Inefficient dealers: learning and growth perspective

It is come to know that the dealers 1, 4, and 5 are inefficient in learning and growth aspect, based on their scores acquired. It is owing to that they do not have certified personnel in the working area leading to increase in service time. Due to the lack of learning and experience, such dealers create a bad impression and they fail to satisfy customers in terms of technical services. Moreover, training programmes are not conducted as per their plan; consequently service personnel do not acquire knowledge and enough skills. The lack of training hinder them to update the technical knowledge relevant to the working area, however the learning and growth level has to be constantly improving according to the market innovative fluctuations.

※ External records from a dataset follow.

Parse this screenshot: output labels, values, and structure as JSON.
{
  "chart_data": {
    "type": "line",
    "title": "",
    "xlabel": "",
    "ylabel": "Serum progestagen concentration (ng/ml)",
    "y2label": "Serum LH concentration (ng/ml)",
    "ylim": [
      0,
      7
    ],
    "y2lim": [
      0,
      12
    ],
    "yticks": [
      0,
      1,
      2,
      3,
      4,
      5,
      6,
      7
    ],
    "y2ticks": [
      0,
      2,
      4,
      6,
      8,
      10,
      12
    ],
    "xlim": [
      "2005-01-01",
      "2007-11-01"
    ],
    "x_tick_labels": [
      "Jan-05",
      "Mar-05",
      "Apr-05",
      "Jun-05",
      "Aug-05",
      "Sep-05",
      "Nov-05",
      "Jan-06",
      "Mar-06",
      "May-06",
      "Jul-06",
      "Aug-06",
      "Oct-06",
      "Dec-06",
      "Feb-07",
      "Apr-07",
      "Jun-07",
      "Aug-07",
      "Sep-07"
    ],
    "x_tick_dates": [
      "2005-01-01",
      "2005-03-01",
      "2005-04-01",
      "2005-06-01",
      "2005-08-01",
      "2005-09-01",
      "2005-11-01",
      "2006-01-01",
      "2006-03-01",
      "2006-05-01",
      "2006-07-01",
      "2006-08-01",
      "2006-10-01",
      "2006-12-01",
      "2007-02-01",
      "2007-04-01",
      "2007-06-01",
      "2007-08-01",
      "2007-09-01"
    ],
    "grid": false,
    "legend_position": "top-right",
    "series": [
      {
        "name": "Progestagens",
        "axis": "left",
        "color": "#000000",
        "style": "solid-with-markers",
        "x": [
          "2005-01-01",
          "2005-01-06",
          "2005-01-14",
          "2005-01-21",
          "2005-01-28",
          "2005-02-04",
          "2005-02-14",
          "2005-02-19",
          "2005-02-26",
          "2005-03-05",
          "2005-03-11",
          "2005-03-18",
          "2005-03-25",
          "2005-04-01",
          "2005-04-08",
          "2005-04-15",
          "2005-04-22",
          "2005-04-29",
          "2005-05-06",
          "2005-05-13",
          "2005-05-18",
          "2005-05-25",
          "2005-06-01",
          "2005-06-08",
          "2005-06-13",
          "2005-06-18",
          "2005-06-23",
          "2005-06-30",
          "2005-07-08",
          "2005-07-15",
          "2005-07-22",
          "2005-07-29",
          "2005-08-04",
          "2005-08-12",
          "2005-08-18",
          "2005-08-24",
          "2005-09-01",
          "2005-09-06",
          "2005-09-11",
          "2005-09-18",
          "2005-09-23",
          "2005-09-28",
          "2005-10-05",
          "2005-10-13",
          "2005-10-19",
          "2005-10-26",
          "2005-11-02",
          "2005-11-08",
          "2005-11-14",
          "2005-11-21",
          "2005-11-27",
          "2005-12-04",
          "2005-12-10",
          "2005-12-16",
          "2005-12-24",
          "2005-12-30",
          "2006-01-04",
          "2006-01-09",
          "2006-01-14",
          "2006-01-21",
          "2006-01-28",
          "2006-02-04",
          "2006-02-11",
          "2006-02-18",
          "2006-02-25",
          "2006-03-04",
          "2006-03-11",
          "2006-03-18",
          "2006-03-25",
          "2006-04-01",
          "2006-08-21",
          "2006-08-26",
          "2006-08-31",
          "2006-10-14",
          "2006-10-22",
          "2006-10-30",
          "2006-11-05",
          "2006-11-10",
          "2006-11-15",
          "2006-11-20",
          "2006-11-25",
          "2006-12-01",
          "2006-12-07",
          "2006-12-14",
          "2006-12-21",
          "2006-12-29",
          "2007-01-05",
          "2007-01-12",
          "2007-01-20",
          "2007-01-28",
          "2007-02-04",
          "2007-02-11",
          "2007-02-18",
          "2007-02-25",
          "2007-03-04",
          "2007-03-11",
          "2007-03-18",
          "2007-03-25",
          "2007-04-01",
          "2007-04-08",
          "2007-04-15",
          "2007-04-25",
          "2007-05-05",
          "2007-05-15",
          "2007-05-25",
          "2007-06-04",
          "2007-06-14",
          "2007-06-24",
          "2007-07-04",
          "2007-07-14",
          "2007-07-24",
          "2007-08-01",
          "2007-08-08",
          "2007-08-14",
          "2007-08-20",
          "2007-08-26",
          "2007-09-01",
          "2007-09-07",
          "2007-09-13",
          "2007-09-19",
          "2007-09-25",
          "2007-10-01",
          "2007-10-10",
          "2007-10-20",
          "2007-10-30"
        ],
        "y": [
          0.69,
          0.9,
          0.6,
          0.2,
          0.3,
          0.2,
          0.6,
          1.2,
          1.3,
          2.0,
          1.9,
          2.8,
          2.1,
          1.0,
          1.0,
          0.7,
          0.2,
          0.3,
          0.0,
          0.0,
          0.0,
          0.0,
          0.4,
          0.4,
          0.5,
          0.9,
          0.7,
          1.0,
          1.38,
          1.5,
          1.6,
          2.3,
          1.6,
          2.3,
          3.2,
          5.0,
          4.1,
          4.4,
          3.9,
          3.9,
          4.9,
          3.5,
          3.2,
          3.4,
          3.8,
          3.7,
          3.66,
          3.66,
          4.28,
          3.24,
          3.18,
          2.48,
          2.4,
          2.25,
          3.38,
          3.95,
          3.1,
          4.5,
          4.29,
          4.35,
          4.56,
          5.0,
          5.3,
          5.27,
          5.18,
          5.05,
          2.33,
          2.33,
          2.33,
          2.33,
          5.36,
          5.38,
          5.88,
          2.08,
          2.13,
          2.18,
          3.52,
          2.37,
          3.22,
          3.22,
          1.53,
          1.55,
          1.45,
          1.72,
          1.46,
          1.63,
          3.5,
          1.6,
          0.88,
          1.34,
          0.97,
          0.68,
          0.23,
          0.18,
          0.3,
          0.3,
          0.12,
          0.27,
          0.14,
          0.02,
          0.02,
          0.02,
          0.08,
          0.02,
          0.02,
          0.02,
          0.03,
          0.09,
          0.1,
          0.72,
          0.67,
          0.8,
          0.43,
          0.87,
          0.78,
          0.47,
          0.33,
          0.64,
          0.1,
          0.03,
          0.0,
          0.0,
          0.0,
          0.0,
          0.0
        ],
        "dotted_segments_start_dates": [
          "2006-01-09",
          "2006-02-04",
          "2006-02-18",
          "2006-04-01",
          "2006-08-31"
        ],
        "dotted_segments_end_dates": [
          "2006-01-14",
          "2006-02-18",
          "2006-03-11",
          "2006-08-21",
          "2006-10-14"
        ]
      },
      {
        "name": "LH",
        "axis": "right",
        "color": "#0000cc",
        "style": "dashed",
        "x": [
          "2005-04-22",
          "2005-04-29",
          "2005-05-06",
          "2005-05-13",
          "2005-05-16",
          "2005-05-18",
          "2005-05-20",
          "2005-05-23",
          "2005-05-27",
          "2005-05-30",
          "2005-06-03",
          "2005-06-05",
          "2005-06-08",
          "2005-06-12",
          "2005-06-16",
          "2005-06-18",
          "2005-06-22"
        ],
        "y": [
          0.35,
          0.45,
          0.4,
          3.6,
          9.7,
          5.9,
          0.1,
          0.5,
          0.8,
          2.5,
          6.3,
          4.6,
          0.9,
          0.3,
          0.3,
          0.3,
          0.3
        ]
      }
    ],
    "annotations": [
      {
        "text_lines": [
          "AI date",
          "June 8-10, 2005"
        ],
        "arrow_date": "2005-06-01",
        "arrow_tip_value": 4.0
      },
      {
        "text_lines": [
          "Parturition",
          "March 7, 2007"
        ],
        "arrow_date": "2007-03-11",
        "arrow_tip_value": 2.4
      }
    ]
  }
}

From the above results, it is clearly evident that most of the dealers are inefficient in internal business process perspective; in above group categorization dealers 1,2,3,5, 6 and 9 are came under this perspective. Hence, the service dealers need to more focused on business process related dimensions by formulating various strategies including awareness, training, financial outreaches and so on.

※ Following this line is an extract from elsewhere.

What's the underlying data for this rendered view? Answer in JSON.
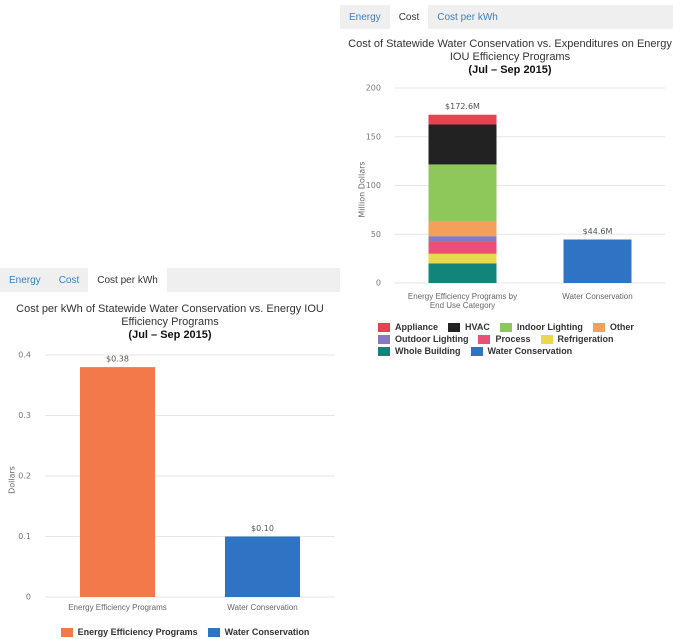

Table 5 Balanced scored card for inefficient dealers

6 Conclusion

The survival of any industry particularly service sector depends on performance efficiency. This can be achieved through practicing various healthy strategies includes customer support and service, low cost innovative products, timely innovation, quality, response time and inter-functional incentives for continuous improvements. Owing to the interaction of various operations and strategies in performance efficiency, it became a tough task to evaluate the organization performance, particularly with the focus of service sectors. Hence, there is need to develop new set of performance evaluation methods which should apt for contemporary business environment. Minding the gap, this study established a set of suitable performance evaluation measures based on DEA and BSC. DEA helped to identify inter-relationships of the various service quality dimensions as they contribute to an overall level of service quality. Using different cross-efficiency DEA models, and efficiency scores, the performance efficiency is obtained for the 10 automobile dealers in this study. DEA weights are not exclusive and subsequently cross efficiency may not be exclusive. To overcome this limitation we used diverse secondary objective purposes to determine ultimate cross-efficiency for various dealers. Various models give consistent results for all listed inefficient dealers out of the ten, based on customer view. Once the service level is known, the next step is to maintain it, if the unit is efficient or to analyze reasons for inefficiency.

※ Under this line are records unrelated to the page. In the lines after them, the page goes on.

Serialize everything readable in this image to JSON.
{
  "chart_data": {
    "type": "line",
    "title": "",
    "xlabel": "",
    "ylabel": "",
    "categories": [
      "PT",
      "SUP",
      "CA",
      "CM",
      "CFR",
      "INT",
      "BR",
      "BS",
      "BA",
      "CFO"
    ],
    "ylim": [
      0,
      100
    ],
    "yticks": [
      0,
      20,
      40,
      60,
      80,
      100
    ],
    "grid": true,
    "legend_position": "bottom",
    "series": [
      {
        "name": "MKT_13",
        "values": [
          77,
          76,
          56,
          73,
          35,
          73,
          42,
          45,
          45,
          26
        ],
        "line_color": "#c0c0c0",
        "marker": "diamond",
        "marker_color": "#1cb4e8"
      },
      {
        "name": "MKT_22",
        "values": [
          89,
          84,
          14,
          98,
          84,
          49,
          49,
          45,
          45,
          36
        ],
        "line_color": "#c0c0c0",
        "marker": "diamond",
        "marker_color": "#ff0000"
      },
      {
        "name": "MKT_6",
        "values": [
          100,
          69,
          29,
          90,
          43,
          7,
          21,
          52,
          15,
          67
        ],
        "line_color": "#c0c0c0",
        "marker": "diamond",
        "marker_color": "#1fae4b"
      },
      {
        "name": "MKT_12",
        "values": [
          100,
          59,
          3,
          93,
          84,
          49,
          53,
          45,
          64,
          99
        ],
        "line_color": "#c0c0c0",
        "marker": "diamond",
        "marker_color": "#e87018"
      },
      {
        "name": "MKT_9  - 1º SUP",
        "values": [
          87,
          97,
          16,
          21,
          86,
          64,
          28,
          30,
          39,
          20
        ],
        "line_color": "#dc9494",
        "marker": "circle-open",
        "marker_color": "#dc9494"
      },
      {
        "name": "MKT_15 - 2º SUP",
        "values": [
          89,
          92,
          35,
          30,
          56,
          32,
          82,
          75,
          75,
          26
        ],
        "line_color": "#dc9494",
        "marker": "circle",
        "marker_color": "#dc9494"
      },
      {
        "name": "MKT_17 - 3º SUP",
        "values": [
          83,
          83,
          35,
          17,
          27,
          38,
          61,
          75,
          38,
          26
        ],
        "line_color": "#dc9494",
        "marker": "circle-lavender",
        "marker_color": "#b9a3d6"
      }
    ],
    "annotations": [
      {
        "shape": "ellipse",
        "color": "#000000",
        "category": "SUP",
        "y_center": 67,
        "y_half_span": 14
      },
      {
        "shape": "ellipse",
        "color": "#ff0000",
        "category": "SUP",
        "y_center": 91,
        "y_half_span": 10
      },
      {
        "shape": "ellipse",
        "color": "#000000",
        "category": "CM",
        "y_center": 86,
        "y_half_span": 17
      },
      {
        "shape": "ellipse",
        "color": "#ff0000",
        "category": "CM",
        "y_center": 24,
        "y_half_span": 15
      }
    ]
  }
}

Further to rectify inefficiency, a BSC is used to discover weakness of inefficient dealers in sixteen characteristics based on four perspectives namely; Financial, Customer, Internal business process and Learning and Growth and the results provide evidence on areas of improvement. Appropriately constructed, a BSC expresses the story of the business unit’s strategy. Every selected measurement for a BSC is an component in a chain of cause-and-effect relationships that interconnects the meaning of the business unit’s strategy with respect to the perspectives. Finally, this study provides a better framework to assess service performance levels of automobile dealers. However, in recent competitive business world, customer satisfaction is pivotal to survival and this study is helpful for dealers to improve their performance and to increase customer satisfaction levels. Future research in this field should focus on using regression analysis to define the relative influence of each service excellence dimension on general service excellence. The regression model will predict the score of the individual automobile dealers. This information can be used to further improve the service quality that has the most effect on overall service excellence insight.